Some apps like Albatross and Fenix have continued to work for me and some othersalthough according to the latter developer, the Android version got the ax, while the iOS version stayed. The first-party Twitter app still works, too.
Third-party apps rely on Twitter’s API to get data from the service, a point that has been moot in the past when the company went through a period where it neglected tools for third-party developers.
That seemed to change before Elon Musk bought the company, but where he stands on alternative Twitter apps isn’t clear; he doesn’t seem to have said much positive or negative about them. However, its Twitter 2.0 has incentives to make its first-party app the only game in town; desperately trying to make money, the company focuses on its Blue subscription service that offers features in its own client. In addition, third-party apps often do not display ads, which means that some users may not generate any revenue at all.

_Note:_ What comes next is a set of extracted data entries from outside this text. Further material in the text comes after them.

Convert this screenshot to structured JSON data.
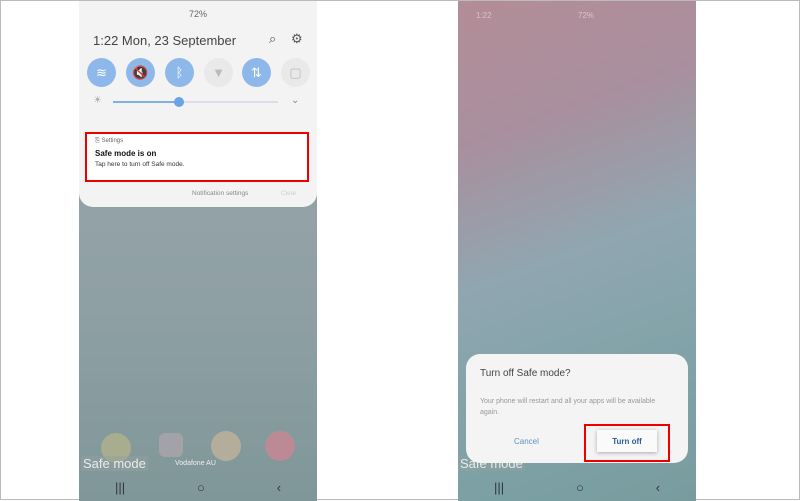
{
  "left": {
    "status": "72%",
    "datetime": "1:22  Mon, 23 September",
    "quick_settings": [
      {
        "name": "wifi",
        "glyph": "≋",
        "on": true
      },
      {
        "name": "sound",
        "glyph": "🔇",
        "on": true
      },
      {
        "name": "bluetooth",
        "glyph": "ᛒ",
        "on": true
      },
      {
        "name": "flashlight",
        "glyph": "▼",
        "on": false
      },
      {
        "name": "mobile-data",
        "glyph": "⇅",
        "on": true
      },
      {
        "name": "power-saving",
        "glyph": "▢",
        "on": false
      }
    ],
    "brightness": 0.4,
    "notification": {
      "app": "Settings",
      "title": "Safe mode is on",
      "body": "Tap here to turn off Safe mode."
    },
    "notification_settings": "Notification settings",
    "clear": "Clear",
    "carrier": "Vodafone AU",
    "watermark": "Safe mode"
  },
  "right": {
    "status_time": "1:22",
    "status": "72%",
    "dialog": {
      "title": "Turn off Safe mode?",
      "body": "Your phone will restart and all your apps will be available again.",
      "cancel": "Cancel",
      "confirm": "Turn off"
    },
    "watermark": "Safe mode"
  },
  "nav": {
    "recents": "|||",
    "home": "○",
    "back": "‹"
  },
  "accent": "#8fb8ea",
  "highlight": "#e00000"
}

It’s hard to tell if the remote client outage is due to the API. Trying certain calls from my individual Twitter developer account seemed to work Twitter’s own API explorer tool is currently broken.
Update January 13, 9:05 PM ET: Updated to reflect that it’s now been about a day since the issues started, and to note Twitter’s continued silence.
Update January 14, 8:45 AM ET: Updated to indicate it’s been a few days since the issues started, and to include a report from The information indicating that the failure is “intentional”.
Update January 14, 11:58 ET: Updated to add that some third-party apps will display notifications about the outage to users.